A criticism of this study is that patients were not androgen suppressed during chemotherapy. It could be that although most remained biochemically castrate that androgen level could have been kept lower by maintaining androgen deprivation and even a small rise within the castrate range was responsible for the growth of androgen dependent clone, which then responded to the reinduction of androgen deprivation following the failure of chemotherapy. We do not believe this to be the dominant explanation. There are anecdotal reports of similar secondary responses being seen in breast cancer patients progressing on chemotherapy (Ragaz, 2001), and they provide additional arguments for the use of sequential hormonal and then chemotherapy rather than the use of both modalities consecutively.

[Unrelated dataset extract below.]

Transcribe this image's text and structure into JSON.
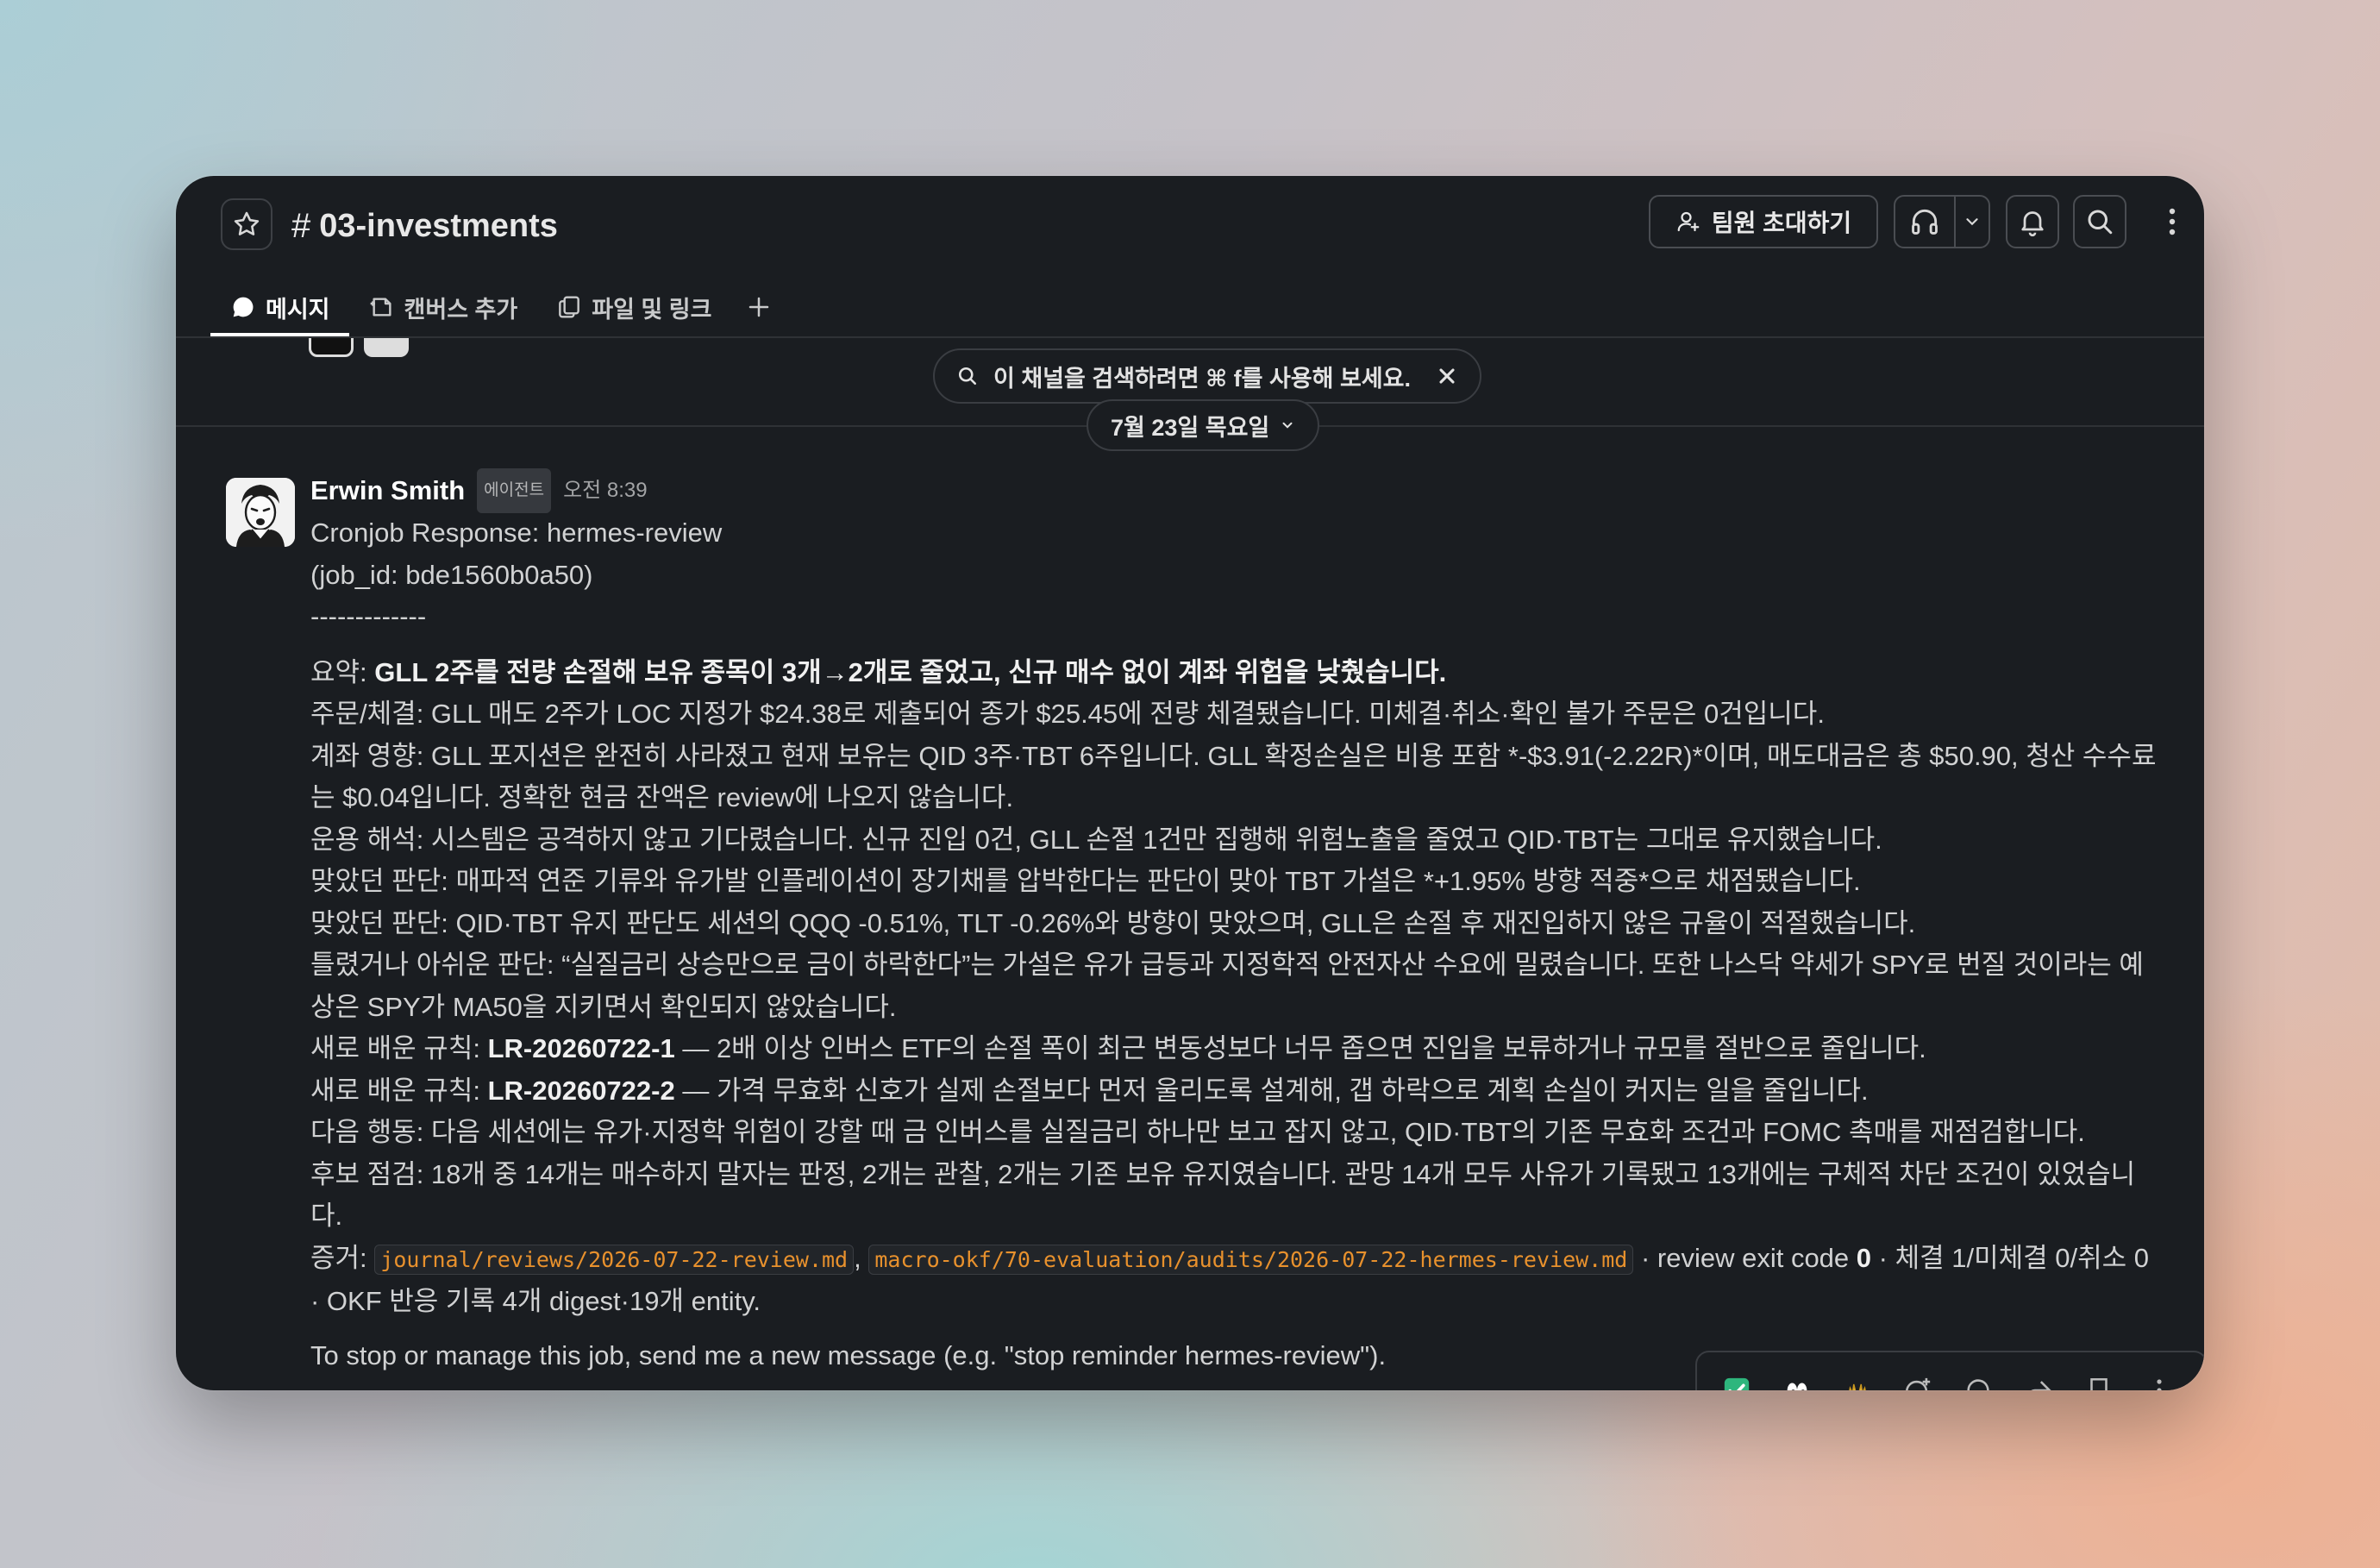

In conclusion, this study has demonstrated that use of a simple oral chemotherapy regimen repeated every 8 weeks sequentially following the failure of oestrogens and steroids in the management of androgen independent prostate cancer produces evidence of antitumour activity in nearly 2/3rds of such end stage patients based on slowing of tumour doubling time despite a low PSA response rate. It is well tolerated and the survival in this cohort compares favourably with that seen in the current more toxic taxane/estramustine based combinations. There is an urgent need to prospectively analyse secondary hormone responses following chemotherapy so that their frequency and duration may be more accurately determined.